Stop the presses! Scientist says "erotica has its place"

File this under “No Duh!” Reporter interviews scientist from the Kinsey Institute, gets a story out of it that says there’s nothing inherently wrong with erotica.


Give the newspaper credit—because in Salt Lake, otherwise known as Mormon Central, printing anything even debatably pro- free sexual expression takes courage. But I couldn’t help reading this article with a more than slightly jaundiced eye. “Nothing wrong with erotica!” it proclaims, citing cave art and the Kama Sutra, among other things.

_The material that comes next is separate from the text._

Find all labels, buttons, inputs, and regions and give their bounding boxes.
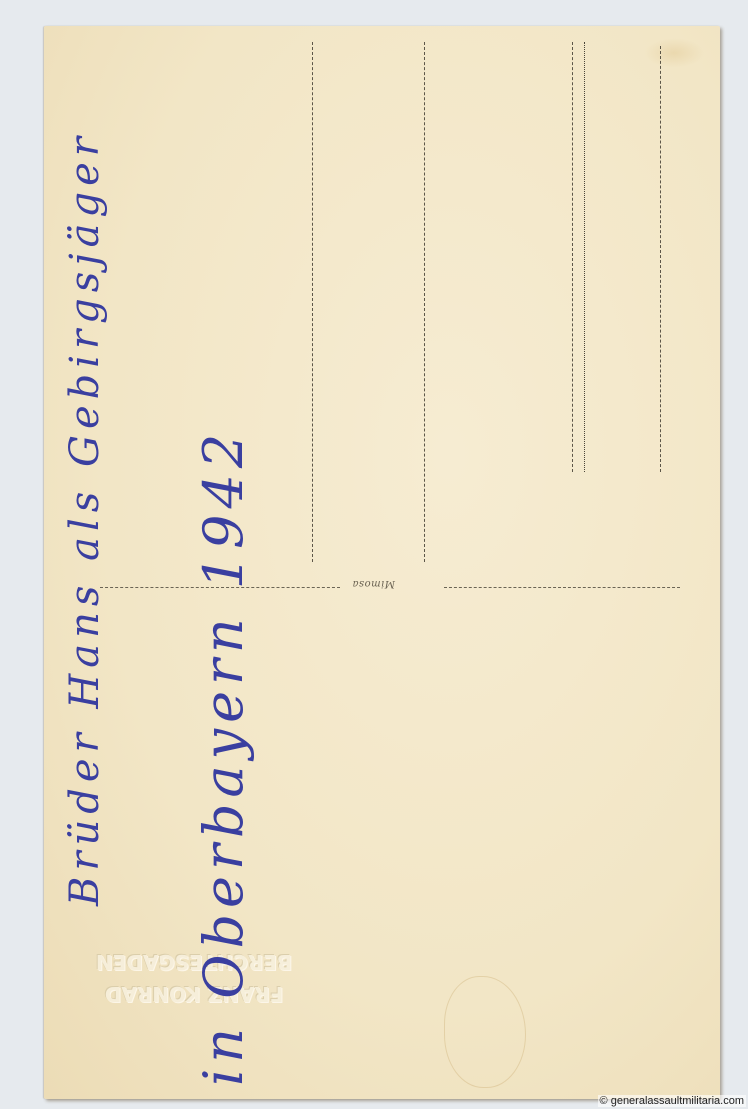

I’m a card-carrying erotic writer, myself. Obviously, I don’t think there’s anything wrong with erotica. “Every man thinks he’s righteous,” as the saying goes; if I didn’t approve, I wouldn’t create the stuff, nor consume it.


But, seriously. This merits column inches in a major metropolitan daily? And on a rather more serious note—there is a difference between erotica and pornography, which this reporter apparently does not grasp.


The article is headed “Kinsey scientist says erotica has its place,” and the first line references “erotic imagery.” But the word “erotica” appears only once in the brief story, as opposed to eight appearances of “porn” or “pornography,” with no clear delineation between the two—it actually ends with a defense of porn as “...a more innocent outlet than adultery.” No mention at all of erotica’s place in a healthy psyche or sex life!


Sigh. Erotica does, indeed, have its place. So does porn. I’d argue that they’re different places, but...baby steps, right?